An investigation on our side shows that with the upgrade to ZE v2.18, the same profiles that were used before started to report basic credentials, rather then API ML token that was in use before, so it seems to us that some rules around concatenation of the different fields in the Team Config have changed (see the examples of the configs are used by our client).

There is a big configuration that describes entire client's environment, so I reduced it to meaningful amount to represent the issue.

zowe.config.json

{
    "$schema": "./zowe.schema.json",
    "profiles": {
        "base": {
            "type": "base",
            "properties": {
                "rejectUnauthorized": true,
                "secure-ftp": true,
                "connectionTimeout": 10000,
                "protocol": "https",
                "encoding": 1146
            },
            "secure": [
                "user",
                "password"
            ]
        },
        "test-zowe": {
            "properties": {
                "host": "test.company.net",
                "port": 8080,
            },
            "profiles": {
                "zosmf": {
                    "type": "zosmf",
                    "properties": {
                        "port": 40443
                    }
                },
                "ndvr": {
                    "type": "endevor",
                    "properties": {
                        "basePath": "EndevorService/api/v2"
                    }
                }
            }
        }
    },
    "defaults": {
        "base": "base",
        "zosmf": "test-zowe.zosmf",
        "endevor": "test-zowe.ndvr"
    },
    "autoStore": false
}

zowe.config.user.json

{
  "$schema": "./zowe.schema.json",
  "profiles": {
    "test-zowe": {
      "profiles": {
        "zosmf-apiml": {
          "type": "zosmf",
          "properties": {
            "basePath": "/ibmzosmf/api/v1"
          }
        },
        "ndvr-apiml": {
          "type": "endevor",
          "properties": {
            "basePath": "/caendevorapi/api/v2"
          }
        }
      },
      "secure": ["token", "tokenValue"]
    }
  },
  "defaults": {
    "zosmf": "test-zowe.zosmf-apiml",
    "endevor": "test-zowe.ndvr-apiml"
  }
}

To Reproduce

Put a Team config files to ~./zowe folder and make sure that API ML token from the configuration is not used anymore.

Expected behavior

The config that is created between minor versions of the ZE extensions is expected to be working same way until the major version breaking changes or migration procedure is provided before such a change is happening in one of the minor version.
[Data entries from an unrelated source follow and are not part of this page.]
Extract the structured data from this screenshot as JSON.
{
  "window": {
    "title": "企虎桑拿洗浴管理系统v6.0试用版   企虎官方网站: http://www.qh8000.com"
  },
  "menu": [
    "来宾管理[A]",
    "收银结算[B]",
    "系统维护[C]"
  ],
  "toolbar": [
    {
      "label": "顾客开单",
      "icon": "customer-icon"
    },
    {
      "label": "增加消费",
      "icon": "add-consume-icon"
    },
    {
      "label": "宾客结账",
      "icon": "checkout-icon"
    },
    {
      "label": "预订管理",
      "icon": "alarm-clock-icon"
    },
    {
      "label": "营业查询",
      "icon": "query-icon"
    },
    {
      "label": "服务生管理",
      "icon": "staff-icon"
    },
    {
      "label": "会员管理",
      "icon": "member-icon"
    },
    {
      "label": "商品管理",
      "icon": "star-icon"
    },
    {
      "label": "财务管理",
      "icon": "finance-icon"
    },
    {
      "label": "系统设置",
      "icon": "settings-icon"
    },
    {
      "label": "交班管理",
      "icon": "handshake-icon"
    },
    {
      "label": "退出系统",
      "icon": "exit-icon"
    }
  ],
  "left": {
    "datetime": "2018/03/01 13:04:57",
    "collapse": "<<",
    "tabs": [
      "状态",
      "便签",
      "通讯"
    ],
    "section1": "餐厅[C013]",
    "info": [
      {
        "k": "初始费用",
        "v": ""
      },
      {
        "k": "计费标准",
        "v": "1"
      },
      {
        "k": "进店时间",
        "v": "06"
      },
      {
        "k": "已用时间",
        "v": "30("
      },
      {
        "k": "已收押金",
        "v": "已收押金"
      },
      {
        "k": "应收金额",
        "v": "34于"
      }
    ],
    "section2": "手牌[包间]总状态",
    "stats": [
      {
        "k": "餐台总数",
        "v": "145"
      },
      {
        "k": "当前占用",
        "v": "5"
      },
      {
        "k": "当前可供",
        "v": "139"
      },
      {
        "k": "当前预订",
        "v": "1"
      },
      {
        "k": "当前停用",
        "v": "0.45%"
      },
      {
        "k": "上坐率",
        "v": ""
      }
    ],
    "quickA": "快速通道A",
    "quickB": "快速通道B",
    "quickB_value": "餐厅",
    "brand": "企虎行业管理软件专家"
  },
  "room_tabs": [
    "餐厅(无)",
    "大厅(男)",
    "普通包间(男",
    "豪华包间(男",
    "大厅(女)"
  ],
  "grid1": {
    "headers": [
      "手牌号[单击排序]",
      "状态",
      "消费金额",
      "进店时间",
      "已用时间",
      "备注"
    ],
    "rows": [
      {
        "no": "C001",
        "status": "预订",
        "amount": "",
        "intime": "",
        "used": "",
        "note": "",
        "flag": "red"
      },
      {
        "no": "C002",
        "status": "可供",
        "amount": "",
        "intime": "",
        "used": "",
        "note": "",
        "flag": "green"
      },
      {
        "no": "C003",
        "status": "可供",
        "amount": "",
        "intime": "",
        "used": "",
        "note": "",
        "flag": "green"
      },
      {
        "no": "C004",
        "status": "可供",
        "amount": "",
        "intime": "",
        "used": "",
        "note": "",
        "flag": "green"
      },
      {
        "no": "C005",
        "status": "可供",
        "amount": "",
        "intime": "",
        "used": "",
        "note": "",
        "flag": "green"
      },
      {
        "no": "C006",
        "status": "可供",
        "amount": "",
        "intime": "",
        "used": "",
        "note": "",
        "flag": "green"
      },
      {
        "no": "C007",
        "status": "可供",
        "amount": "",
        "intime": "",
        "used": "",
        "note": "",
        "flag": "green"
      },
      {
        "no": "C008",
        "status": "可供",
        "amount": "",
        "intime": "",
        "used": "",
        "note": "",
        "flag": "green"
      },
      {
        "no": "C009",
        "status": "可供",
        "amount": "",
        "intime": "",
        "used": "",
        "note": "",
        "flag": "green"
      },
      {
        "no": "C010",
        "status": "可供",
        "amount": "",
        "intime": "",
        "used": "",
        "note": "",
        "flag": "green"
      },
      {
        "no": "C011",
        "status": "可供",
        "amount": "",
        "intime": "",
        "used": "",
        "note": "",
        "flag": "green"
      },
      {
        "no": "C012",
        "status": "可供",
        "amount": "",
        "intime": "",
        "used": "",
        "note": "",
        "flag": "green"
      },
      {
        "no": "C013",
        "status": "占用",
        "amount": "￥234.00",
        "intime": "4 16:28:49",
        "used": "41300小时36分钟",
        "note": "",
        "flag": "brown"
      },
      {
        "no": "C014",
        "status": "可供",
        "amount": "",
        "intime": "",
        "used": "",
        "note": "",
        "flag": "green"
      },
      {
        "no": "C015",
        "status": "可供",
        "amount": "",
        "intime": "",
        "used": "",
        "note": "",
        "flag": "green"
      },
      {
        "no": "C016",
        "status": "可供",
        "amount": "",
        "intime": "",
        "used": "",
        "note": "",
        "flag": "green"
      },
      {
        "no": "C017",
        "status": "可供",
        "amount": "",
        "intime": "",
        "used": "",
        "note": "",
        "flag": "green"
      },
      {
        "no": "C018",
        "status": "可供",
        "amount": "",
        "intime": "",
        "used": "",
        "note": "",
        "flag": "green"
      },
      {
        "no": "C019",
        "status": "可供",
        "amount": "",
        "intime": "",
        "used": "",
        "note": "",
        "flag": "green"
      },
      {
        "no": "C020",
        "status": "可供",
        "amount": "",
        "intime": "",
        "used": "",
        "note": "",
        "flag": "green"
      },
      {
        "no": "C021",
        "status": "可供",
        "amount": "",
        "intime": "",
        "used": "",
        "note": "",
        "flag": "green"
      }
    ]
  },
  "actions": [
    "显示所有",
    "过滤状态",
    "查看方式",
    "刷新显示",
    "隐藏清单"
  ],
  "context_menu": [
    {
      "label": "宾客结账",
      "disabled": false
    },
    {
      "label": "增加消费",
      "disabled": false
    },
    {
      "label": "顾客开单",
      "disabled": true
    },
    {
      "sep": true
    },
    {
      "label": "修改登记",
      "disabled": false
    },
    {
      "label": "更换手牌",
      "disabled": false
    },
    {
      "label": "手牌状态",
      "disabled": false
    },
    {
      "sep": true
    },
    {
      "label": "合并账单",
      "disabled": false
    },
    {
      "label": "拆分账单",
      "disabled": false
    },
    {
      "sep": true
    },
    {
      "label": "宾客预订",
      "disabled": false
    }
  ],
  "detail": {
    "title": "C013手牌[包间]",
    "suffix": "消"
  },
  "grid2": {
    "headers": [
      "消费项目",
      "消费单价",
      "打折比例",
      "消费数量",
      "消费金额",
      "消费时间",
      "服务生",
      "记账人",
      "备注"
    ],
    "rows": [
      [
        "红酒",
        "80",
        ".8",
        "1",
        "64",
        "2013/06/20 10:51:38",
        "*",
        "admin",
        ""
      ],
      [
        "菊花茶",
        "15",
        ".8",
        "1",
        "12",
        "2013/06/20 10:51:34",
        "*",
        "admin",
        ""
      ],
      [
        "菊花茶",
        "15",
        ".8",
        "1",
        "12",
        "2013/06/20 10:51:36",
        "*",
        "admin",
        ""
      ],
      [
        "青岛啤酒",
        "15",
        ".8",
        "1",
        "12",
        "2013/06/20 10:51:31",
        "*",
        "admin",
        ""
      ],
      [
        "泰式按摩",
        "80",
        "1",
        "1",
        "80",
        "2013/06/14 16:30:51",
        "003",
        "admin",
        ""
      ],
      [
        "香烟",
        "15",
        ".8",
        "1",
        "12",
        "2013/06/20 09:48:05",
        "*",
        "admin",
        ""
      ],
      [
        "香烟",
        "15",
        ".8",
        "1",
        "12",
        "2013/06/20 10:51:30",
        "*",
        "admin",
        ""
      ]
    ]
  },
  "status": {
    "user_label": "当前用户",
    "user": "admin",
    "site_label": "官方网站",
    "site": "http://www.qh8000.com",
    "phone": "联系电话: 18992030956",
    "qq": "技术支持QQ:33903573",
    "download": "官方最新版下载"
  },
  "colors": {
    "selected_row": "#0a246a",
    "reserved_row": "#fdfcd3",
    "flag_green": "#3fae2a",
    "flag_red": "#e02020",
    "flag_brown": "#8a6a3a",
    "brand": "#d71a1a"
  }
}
Is there a way to re-arrange the current config so it continues to work as expected?

Desktop (please complete the following information):

• OS: Windows, Mac
• Zowe Explorer Version: 2.18
• (Optional) Zowe CLI Version:
• (Optional) Are you using Secure Credential Store?

[github-actions]

Thank you for creating a bug report.
We will investigate the bug and evaluate its impact on the product.
If you haven't already, please ensure you have provided steps to reproduce the bug and as much context as possible.